Pai de Mallu, da turma do Colégio Monteiro Lobato, e também da pequena Duda, de um ano e três meses, o designer gráfico, ilustrador e artista plástico Ricardo Pirecco, 38 anos, aprovou a ideia da professora Larissa. Para Pirecco, a ideia de construir brinquedos e brincadeiras com materiais recicláveis em sala de aula permitirá às crianças usar a criatividade e o tempo para construírem algo com consciência ecológica. Em casa, o pai faz questão de estar envolvido nas brincadeiras com as filhas.
— Acredito que as brincadeiras são uma forma gigantesca de criar conexões de afeto, de confiança e de segurança. Assim como também um estímulo à criatividade, ao lúdico e à diversão. Poder brincar com as minhas filhas é um grande privilégio porque me conecta com a minha criança interior e me ensina a ser uma pessoa melhor. Vamos crescendo e envelhecendo perdendo esta alegria, a ingenuidade é a coisa lúdica e linda que as crianças têm. Brincando com as minhas filhas tenho uma oportunidade de resgatar isso — comenta Pirecco.
Leveza
A psicóloga Giuliana Chiapin, mestre em saúde mental e desenvolvimento infantil pela Tavistock Clinic/Londres, reforça que o brincar é fundamental como experiência de vida e vale para a vida toda, em termos de estruturação psíquica e saúde emocional.
— A criança e o adulto que brincam têm maior leveza. Brincar é uma habilidade que vamos aprendendo a fazer. A essência é a mesma ao longo da vida: a capacidade de estar conectado com as experiências e solto para vivenciá-las — esclarece Giuliana.
E este brincar, acrescenta a psicóloga, não significa apenas ir à rua e pular na calçada. Ele pode ser cantar juntos ou ler um livro juntos. Pode ser qualquer atividade que se faça num tom mais lúdico, onde duas pessoas estejam interagindo. Situação válida também, ressalta Giuliana, para os adultos de todas as idades.
Giuliana também destaca não haver comparação entre a experiência vivencial de brincar ao ar livre ou à frente de uma tela.
— Se estamos falando que brincar é uma experiência emocional, quanto mais os sentidos (olfato, visão, audição, tato) forem estimulados, mais rica será esta brincadeira. Quando uma criança precisa subir num escorregador, ela faz cálculos. Precisa coordenar o corpo, se equilibrar, calcular quantos passos, ter o frio na barriga da descida e a sensação de cair na areia. O que ocorre na frente de uma tela é puramente virtual, sem a complexidade desta experiência.
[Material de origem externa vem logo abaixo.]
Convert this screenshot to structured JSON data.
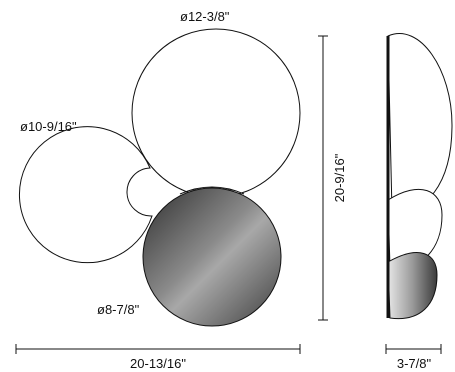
{
  "dimensions": {
    "large_diameter": "ø12-3/8\"",
    "medium_diameter": "ø10-9/16\"",
    "small_diameter": "ø8-7/8\"",
    "overall_height": "20-9/16\"",
    "overall_width": "20-13/16\"",
    "depth": "3-7/8\""
  },
  "colors": {
    "line": "#111111",
    "mirror_light": "#c9c9c9",
    "mirror_dark": "#3a3a3a"
  }
}
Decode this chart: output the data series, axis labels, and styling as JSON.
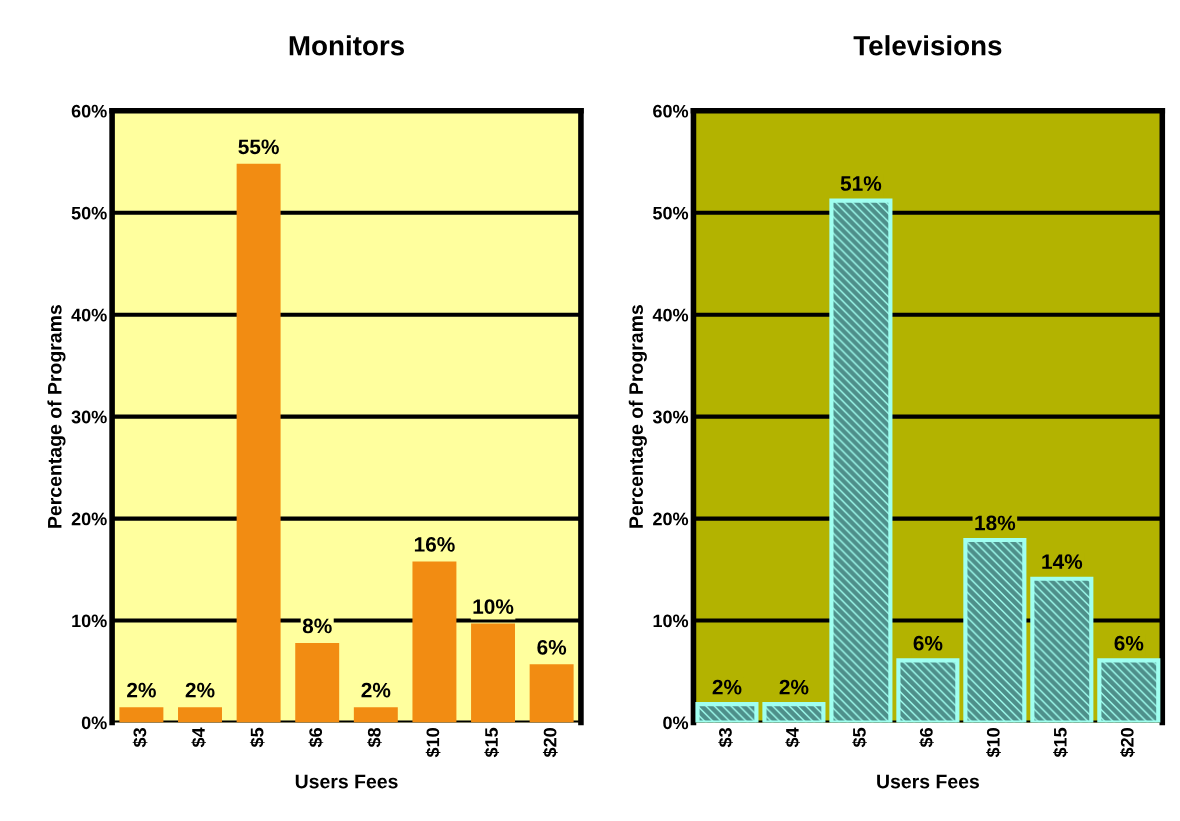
{
  "chart_data": [
    {
      "type": "bar",
      "title": "Monitors",
      "xlabel": "Users Fees",
      "ylabel": "Percentage of Programs",
      "categories": [
        "$3",
        "$4",
        "$5",
        "$6",
        "$8",
        "$10",
        "$15",
        "$20"
      ],
      "values": [
        1.5,
        1.5,
        54.8,
        7.8,
        1.5,
        15.8,
        9.7,
        5.7
      ],
      "value_labels": [
        "2%",
        "2%",
        "55%",
        "8%",
        "2%",
        "16%",
        "10%",
        "6%"
      ],
      "color": "#f28c12",
      "ylim": [
        0,
        60
      ],
      "yticks": [
        {
          "value": 0,
          "label": "0%"
        },
        {
          "value": 10,
          "label": "10%"
        },
        {
          "value": 20,
          "label": "20%"
        },
        {
          "value": 30,
          "label": "30%"
        },
        {
          "value": 40,
          "label": "40%"
        },
        {
          "value": 50,
          "label": "50%"
        },
        {
          "value": 60,
          "label": "60%"
        }
      ],
      "grid": "y"
    },
    {
      "type": "bar",
      "title": "Televisions",
      "xlabel": "Users Fees",
      "ylabel": "Percentage of Programs",
      "categories": [
        "$3",
        "$4",
        "$5",
        "$6",
        "$10",
        "$15",
        "$20"
      ],
      "values": [
        1.8,
        1.8,
        51.2,
        6.1,
        17.9,
        14.1,
        6.1
      ],
      "value_labels": [
        "2%",
        "2%",
        "51%",
        "6%",
        "18%",
        "14%",
        "6%"
      ],
      "color": "#a0fff0",
      "ylim": [
        0,
        60
      ],
      "yticks": [
        {
          "value": 0,
          "label": "0%"
        },
        {
          "value": 10,
          "label": "10%"
        },
        {
          "value": 20,
          "label": "20%"
        },
        {
          "value": 30,
          "label": "30%"
        },
        {
          "value": 40,
          "label": "40%"
        },
        {
          "value": 50,
          "label": "50%"
        },
        {
          "value": 60,
          "label": "60%"
        }
      ],
      "grid": "y"
    }
  ]
}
Não prepara a criança até, em caso de uma esbarrar na outra, por exemplo, conseguir se equilibrar e, ou até, negociar a vez de subir com o colega, base para as relações interpessoais. Nas telas é algo passivo, onde somos apenas receptores de muitas informações — argumenta Giuliana.
A psicóloga Laura Graña também concorda que é preciso interação nas brincadeiras, seja em casa, com os familiares, ou na rua, com outras crianças.
— Uma criança que frequenta menos espaços compartilhados, como parques ou praças, acaba tendo menos espaço para elaborar a existência dos outros e a diversidade dos ambientes. E é nesta troca criativa com os outros, com as diferenças, que a criança vai criar o seu próprio eu. É na interação que vai se construindo a borda psíquica e corporal da criança, quem ela é em relação. Ninguém existe sozinho — finaliza.